As someone who has been married 35 years to her high-school sweetheart, I am not planning on beginning a dating advice blog anytime in the next millenium. At the same time, I’ve noticed a trend in this blog that suggests that some of my most popular posts have something to do with that sex thing–I guess Freud is alive after all.
So here is the latest in research on facial attractiveness. Most of the facial attractiveness literature focuses on symmetry, but Claire Conway of the University of Aberdeen wanted to expand the typical analysis to include the direction of eye gaze.
Conway and her colleagues asked their participants to rate the attractiveness of faces that varied in mood (smiling or not), sex (same or opposite to viewer), and direction of gaze (averted or looking directly at the viewer). As you can see in the picture above, the difference in gaze is very slight. In fact, if you can’t tell the difference, the woman on the left is looking directly at us, while the gaze of the woman on the right is slightly averted.
Faces were judged as more attractive when directly gazing at the viewer. This “gaze” effect was more dramatic when the face was smiling and the opposite sex to the viewer.
The degree of averting the face was so small that most viewers didn’t even notice it, yet ratings for the direct gaze faces were as much as 8 times higher. The subtlety of this effect suggests that it taps into some basic preference for people who “like” us too.
You can read the entire article here. Thanks once again to researchers like Conway who make their materials readily available to readers (although I’m sure the journal publishers are not too keen on this practice.)
1. CA Conway, BC Jones, LM DeBruine & AC Little (2007). Evidence for adaptive design in human gaze preference. Proceedings of the Royal Society of London B.
Oh, and congratulations to Pete Carroll and the USC Trojans for beating Cal 24-17 tonight. Can’t BELIEVE the game was blacked out in San Luis Obispo! Maybe that hypnosis thing works after all….
9 Comments
c.busso · November 12, 2007 at 7:59 pm
This is a very interesting study. I will make sure to keep good eye contact with someone I like! and Fight on Trojans! I’ll be at the ASU game in a couple of weeks and I’m really looking forward to it!
Laura Freberg · November 12, 2007 at 8:38 pm
Ooh, the ASU game should be intense. The next one we’re going to see will be UCLA. Can’t lose there, can I?
TNguyen · November 13, 2007 at 12:09 am
As I have mentioned earlier in the post with genuine vs. fake smiles, I believe that eyes lead the way to a person’s soul. I think having eye contact is of course very important. After all, it is what first connects you to your significant other. I think it has to do with having all the attention from a person when they are looking at you.
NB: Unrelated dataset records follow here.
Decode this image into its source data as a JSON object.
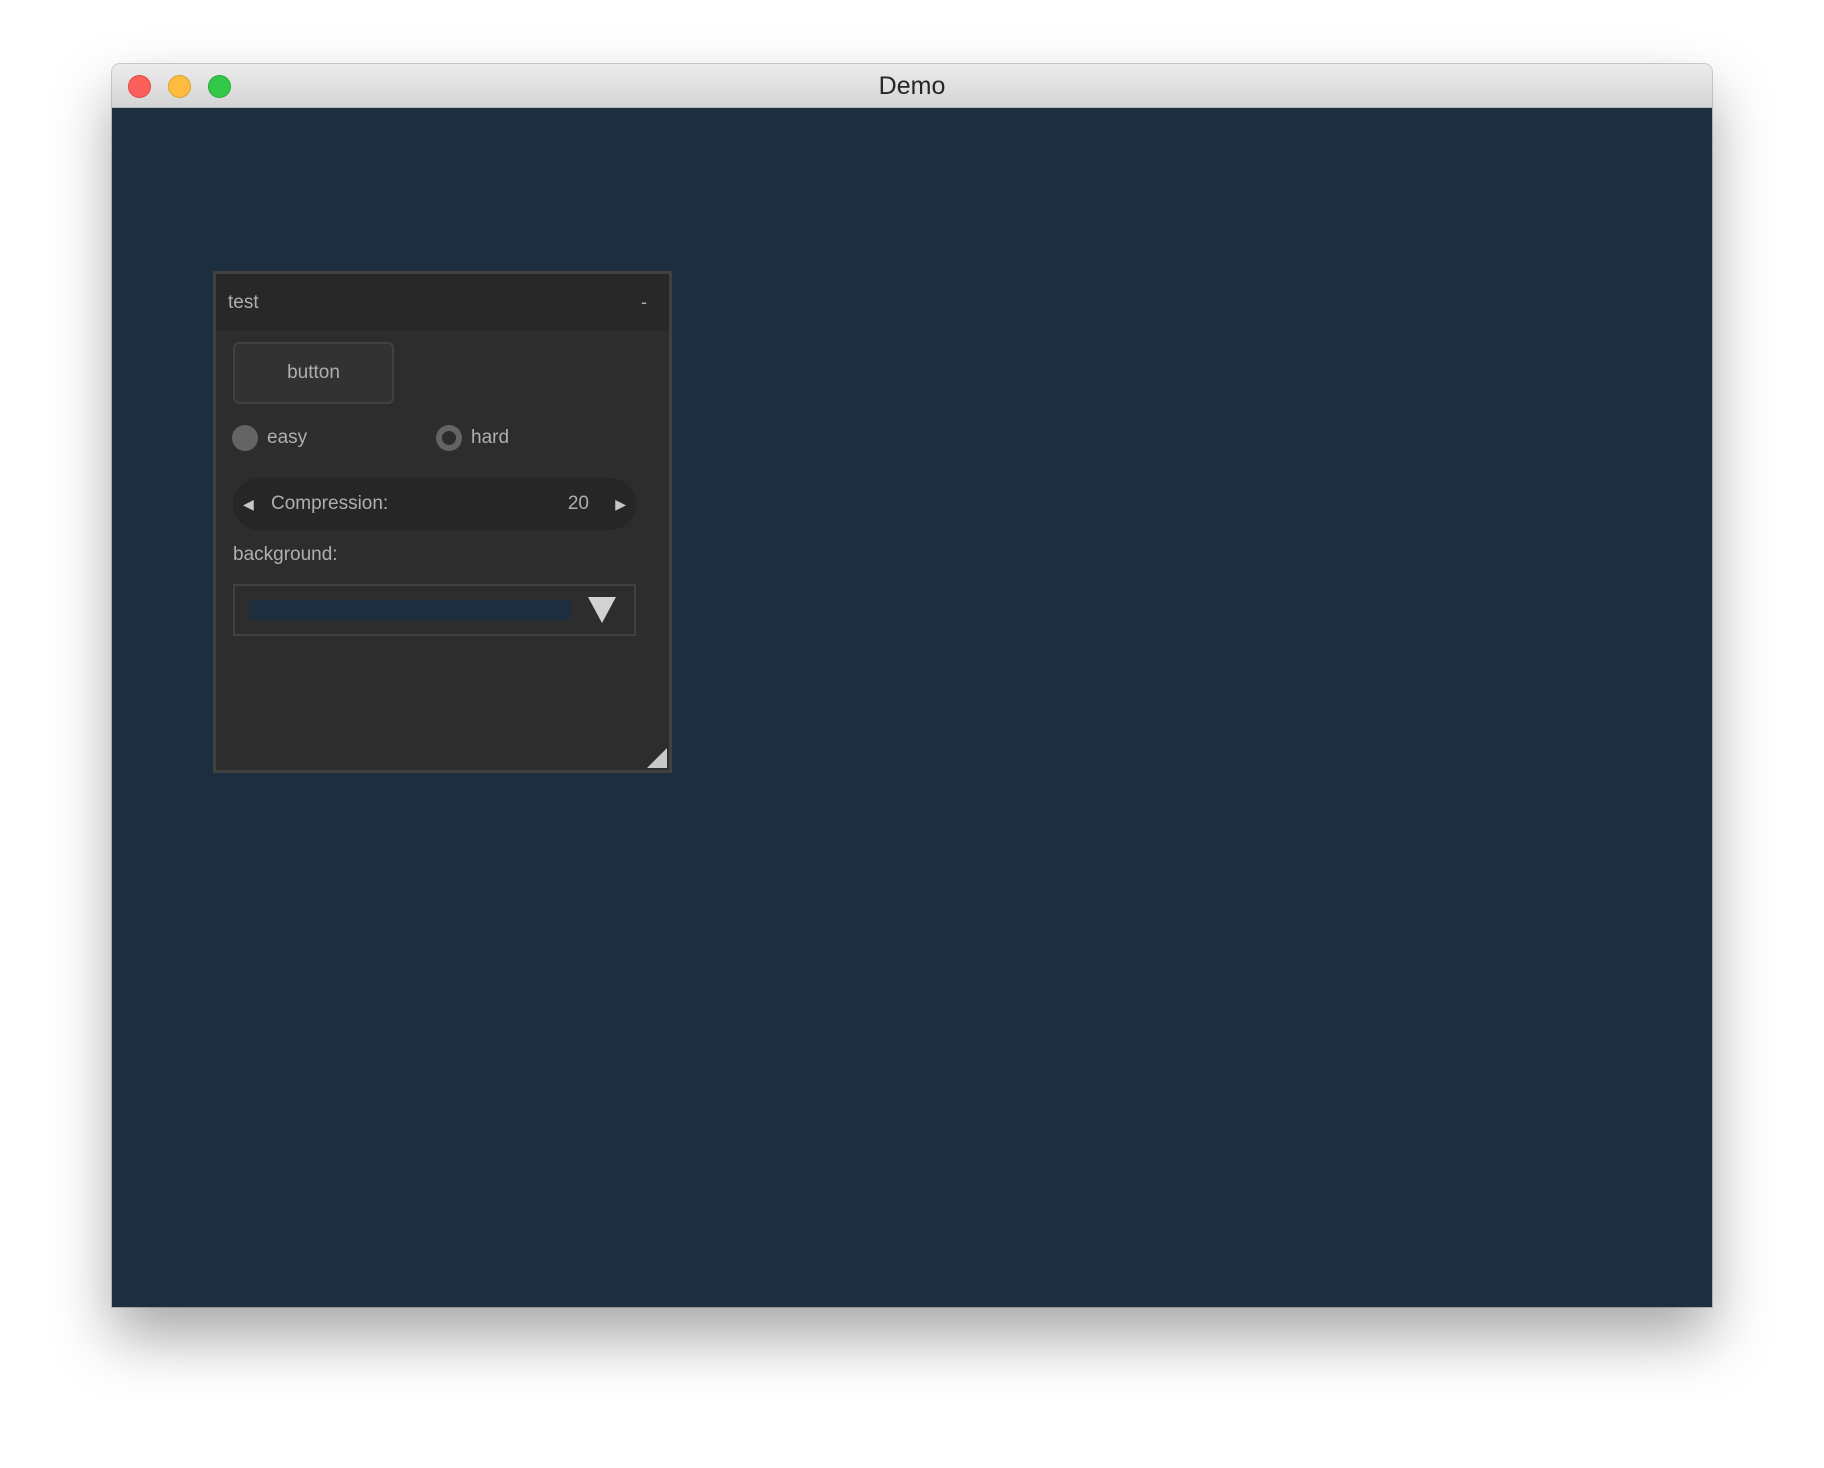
{
  "window": {
    "title": "Demo"
  },
  "app": {
    "background_color": "#1d2f3e"
  },
  "panel": {
    "title": "test",
    "minimize_label": "-",
    "button_label": "button",
    "difficulty": {
      "options": [
        "easy",
        "hard"
      ],
      "selected": "hard"
    },
    "compression": {
      "label": "Compression:",
      "value": "20",
      "decrement_icon": "triangle-left-icon",
      "increment_icon": "triangle-right-icon"
    },
    "background": {
      "label": "background:",
      "selected_color": "#1d2f3e",
      "dropdown_icon": "triangle-down-icon"
    }
  }
}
Also, I think avoiding eye contact has something to do with an untrustworthy or deceitful person, and I doubt anyone would be rather be with an unfaithful person.
c.busso · November 14, 2007 at 10:25 pm
I’m jealous! I can’t make it to the UCLA game…my sisters are taking the tickets and it’s right before finals.
BBurt · November 16, 2007 at 11:18 am
I agree that we are more prone to like people that we think already like us, but I think there may be more to the direction of the gaze of someone. When people are facing us straight on, but their gaze is looking elsewhere, that causes them to look a tad bit less symmetrical. Since we judge symmetry along close lines with beauty, this could contribute to why someone not looking straight at us when facing us is rated as less attractive.
Laura Freberg · November 16, 2007 at 12:51 pm
Good point about the symmetry. If you have a chance, the Marquardt site linked to the hormone/face rating study is fascinating (although frankly, I think that plastic surgery is kind of sad unless a person really has a disfiguring condition).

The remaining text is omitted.